Apple: When 32% income growth is an ‘earnings flop’

From Mark Hibben’s Apple: A New Growth Era, posted Wednesday on Seeking Alpha:

Despite these strong results, market reaction was negative the day after the earnings report, due in part to the lack of iPhone unit sales growth, as well as the decision, announced during the conference call, to cease reporting hardware unit sales.

Bloomberg couldn’t help but gloat in an article released on the day Apple reported, titled, “Apple Market Cap Falls Below $1 Trillion After Earnings Flop.”

The article never bothered to clarify why Apple’s results constituted a flop, and it was a little premature in its market cap prediction. Apple’s market cap closed above $1 trillion the following day on Friday November 2.

I’m starting to notice a pattern with Bloomberg…

My take: Join the club.

See also: Bloomberg finally pushed Tim Cook too far


  1. David Emery said:

    Journalism is all about selling clicks these days, and saying bad things about Apple brings the eyeballs to the website.

    November 7, 2018
  2. Fred Stein said:

    Encore (repeating myself) slice of data:

    2nd 1/2 CY 2018 (mid-point of guidance) is 9% above 2nd 1/2 CY2017. 9% is real growth. For a company approach 40 years old, that’s great growth. Factoring in buybacks, the per share growth is double digits. That’s just elementary school arithmetic.
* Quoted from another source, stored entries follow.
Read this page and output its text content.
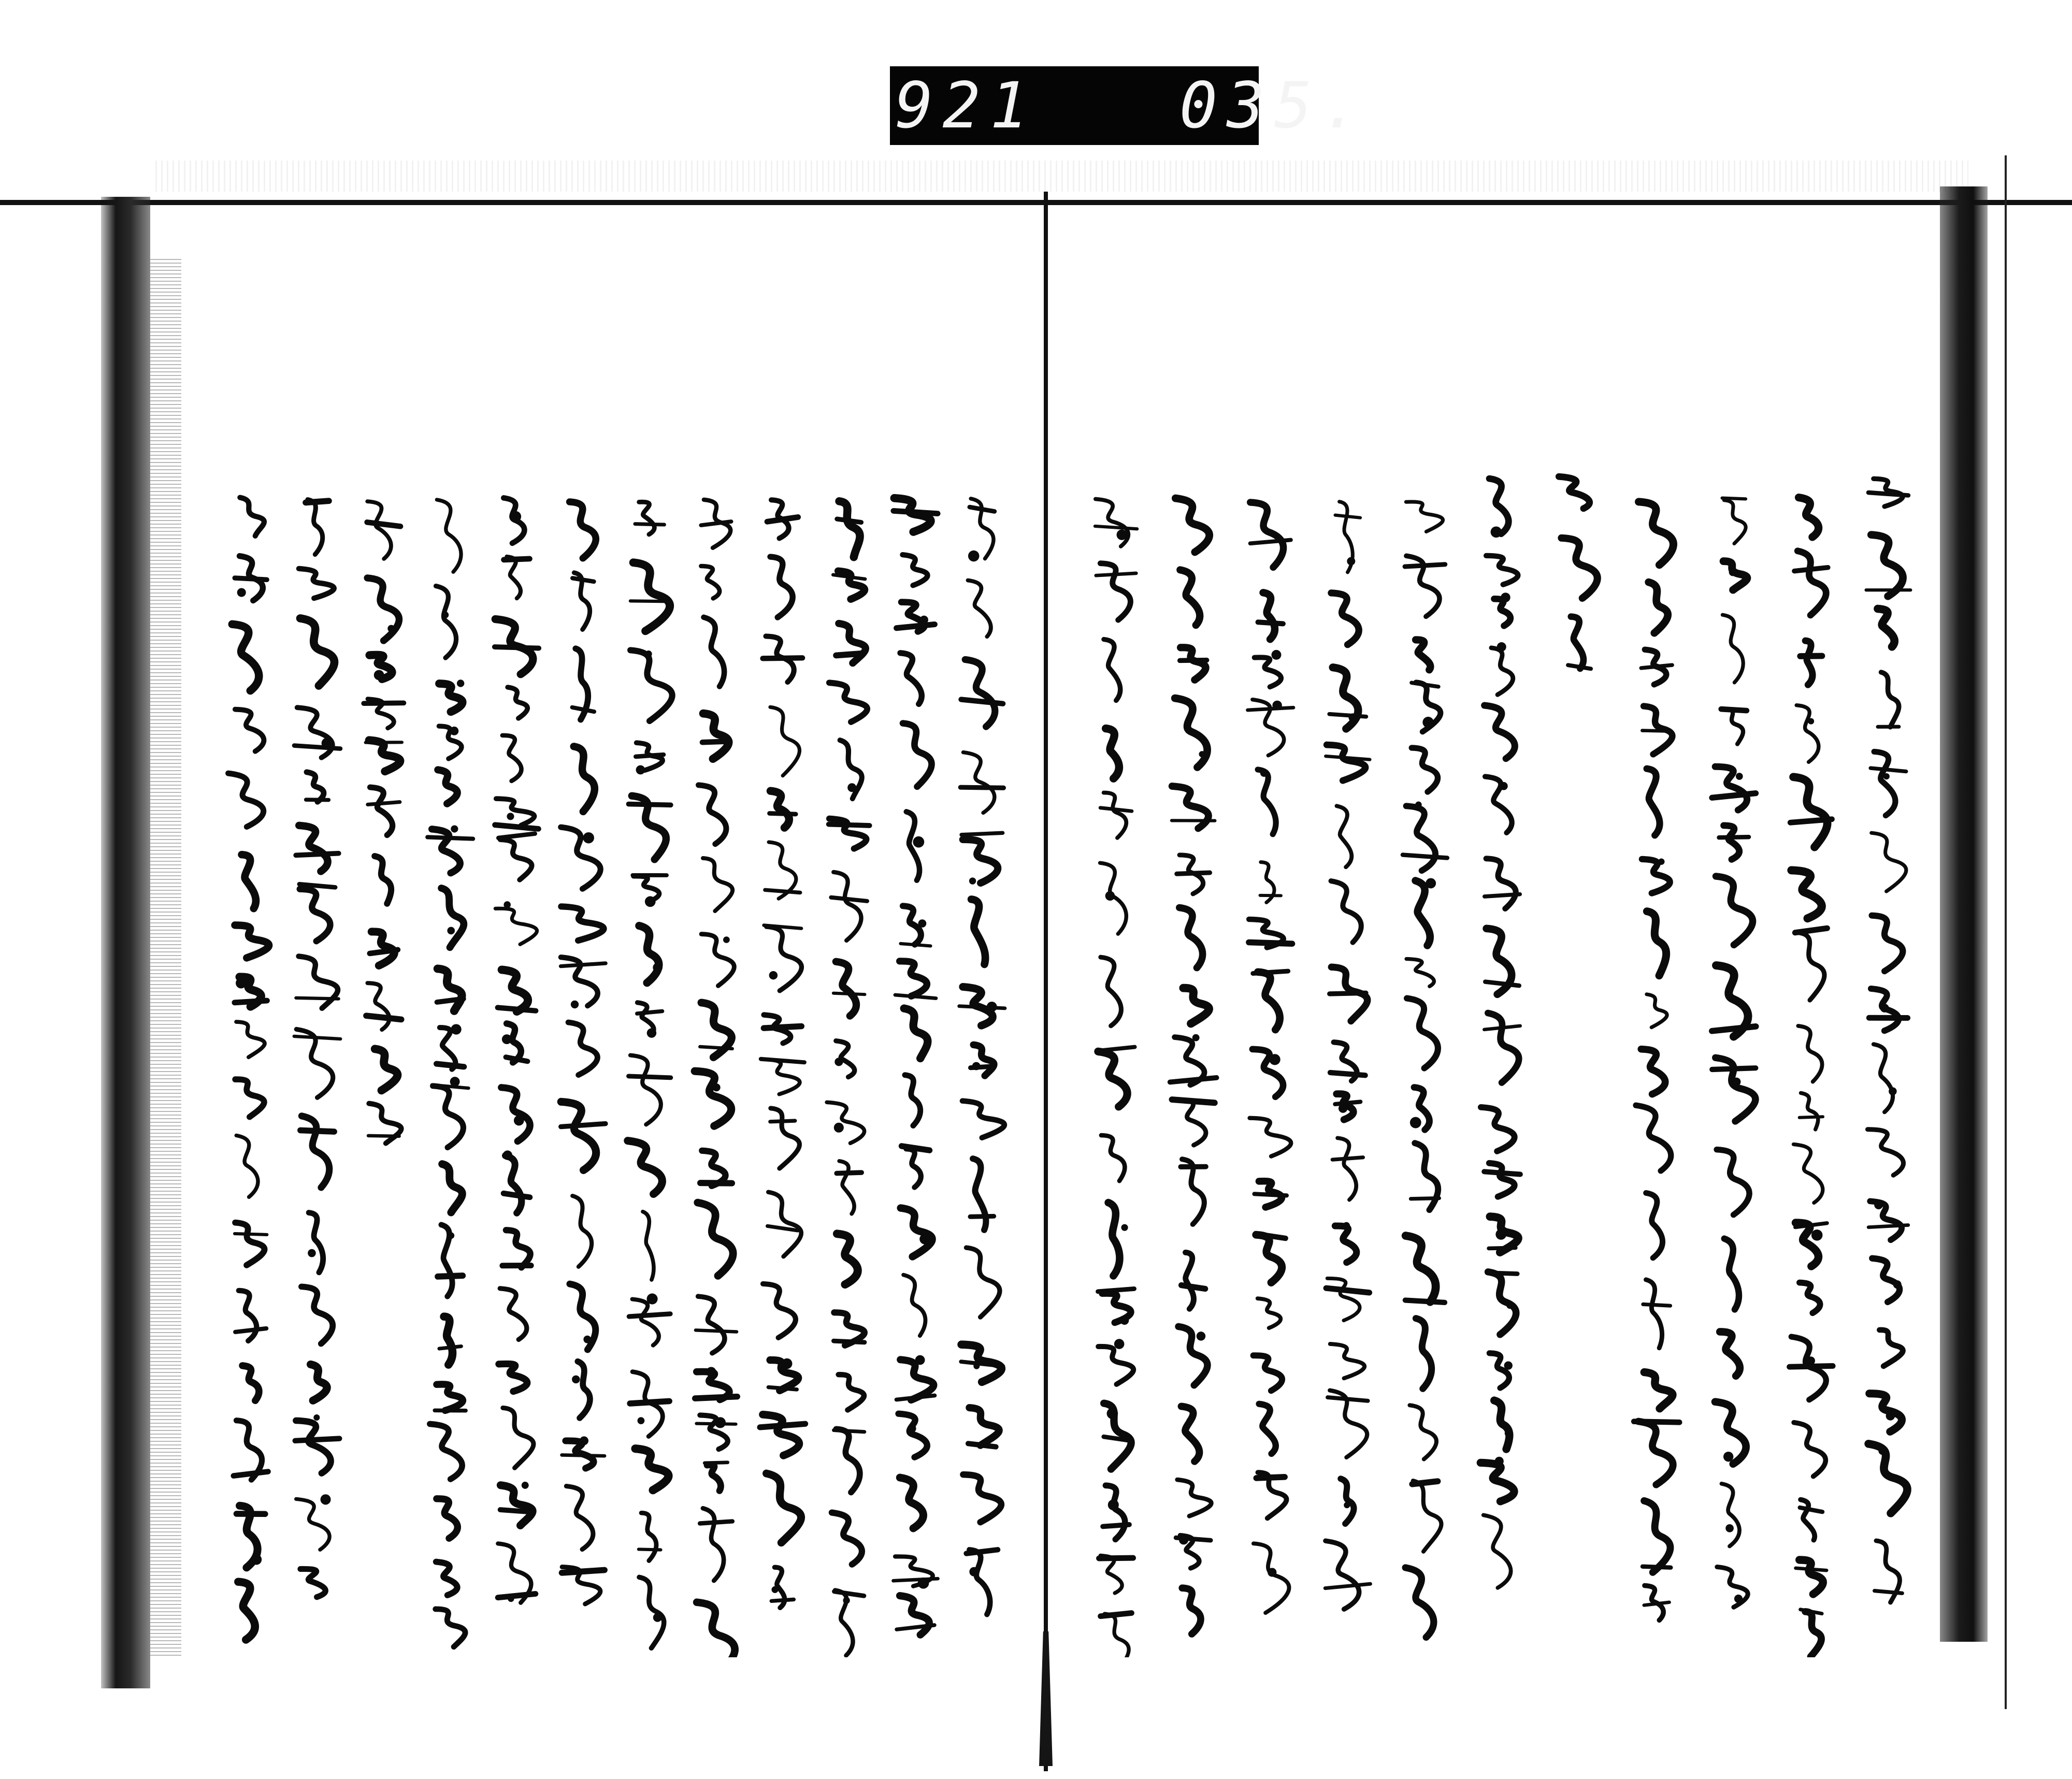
921
035.
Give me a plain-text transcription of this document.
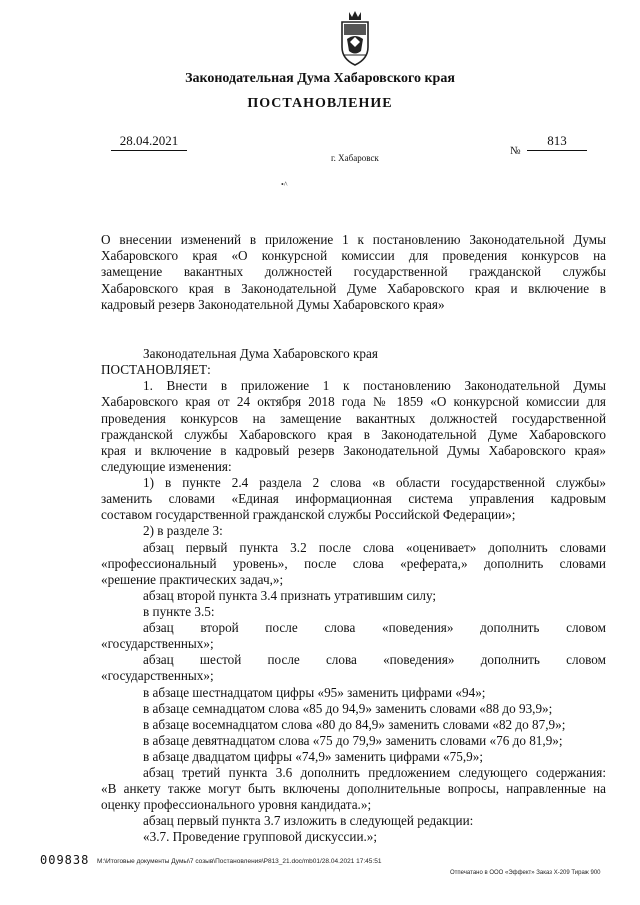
Законодательная Дума Хабаровского края
ПОСТАНОВЛЕНИЕ
28.04.2021
№
813
г. Хабаровск
•^
О внесении изменений в приложение 1 к постановлению Законодательной Думы
Хабаровского края «О конкурсной комиссии для проведения конкурсов на
замещение вакантных должностей государственной гражданской службы
Хабаровского края в Законодательной Думе Хабаровского края и включение в
кадровый резерв Законодательной Думы Хабаровского края»
Законодательная Дума Хабаровского края
ПОСТАНОВЛЯЕТ:
1. Внести в приложение 1 к постановлению Законодательной Думы
Хабаровского края от 24 октября 2018 года № 1859 «О конкурсной комиссии для
проведения конкурсов на замещение вакантных должностей государственной
гражданской службы Хабаровского края в Законодательной Думе Хабаровского
края и включение в кадровый резерв Законодательной Думы Хабаровского края»
следующие изменения:
1) в пункте 2.4 раздела 2 слова «в области государственной службы»
заменить словами «Единая информационная система управления кадровым
составом государственной гражданской службы Российской Федерации»;
2) в разделе 3:
абзац первый пункта 3.2 после слова «оценивает» дополнить словами
«профессиональный уровень», после слова «реферата,» дополнить словами
«решение практических задач,»;
абзац второй пункта 3.4 признать утратившим силу;
в пункте 3.5:
абзац второй после слова «поведения» дополнить словом
«государственных»;
абзац шестой после слова «поведения» дополнить словом
«государственных»;
в абзаце шестнадцатом цифры «95» заменить цифрами «94»;
в абзаце семнадцатом слова «85 до 94,9» заменить словами «88 до 93,9»;
в абзаце восемнадцатом слова «80 до 84,9» заменить словами «82 до 87,9»;
в абзаце девятнадцатом слова «75 до 79,9» заменить словами «76 до 81,9»;
в абзаце двадцатом цифры «74,9» заменить цифрами «75,9»;
абзац третий пункта 3.6 дополнить предложением следующего содержания:
«В анкету также могут быть включены дополнительные вопросы, направленные на
оценку профессионального уровня кандидата.»;
абзац первый пункта 3.7 изложить в следующей редакции:
«3.7. Проведение групповой дискуссии.»;
009838 M:\Итоговые документы Думы\7 созыв\Постановления\P813_21.doc/mb01/28.04.2021 17:45:51
Отпечатано в ООО «Эффект» Заказ X-209 Тираж 900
    Last year the big numbers came in later because the most desirable product, the X, arrived late. This year the hot ones arrived early.

    November 7, 2018
    • S Lawton said:

      For goodness sake, Wall Street has been punishing those companies that did not meet expectations in guidance. You all predicted this before earnings. Amazon had a very good quarter but WS didn’t like guidance and it got hammered. As stated, this was a good buying opportunity and both have performed very well today.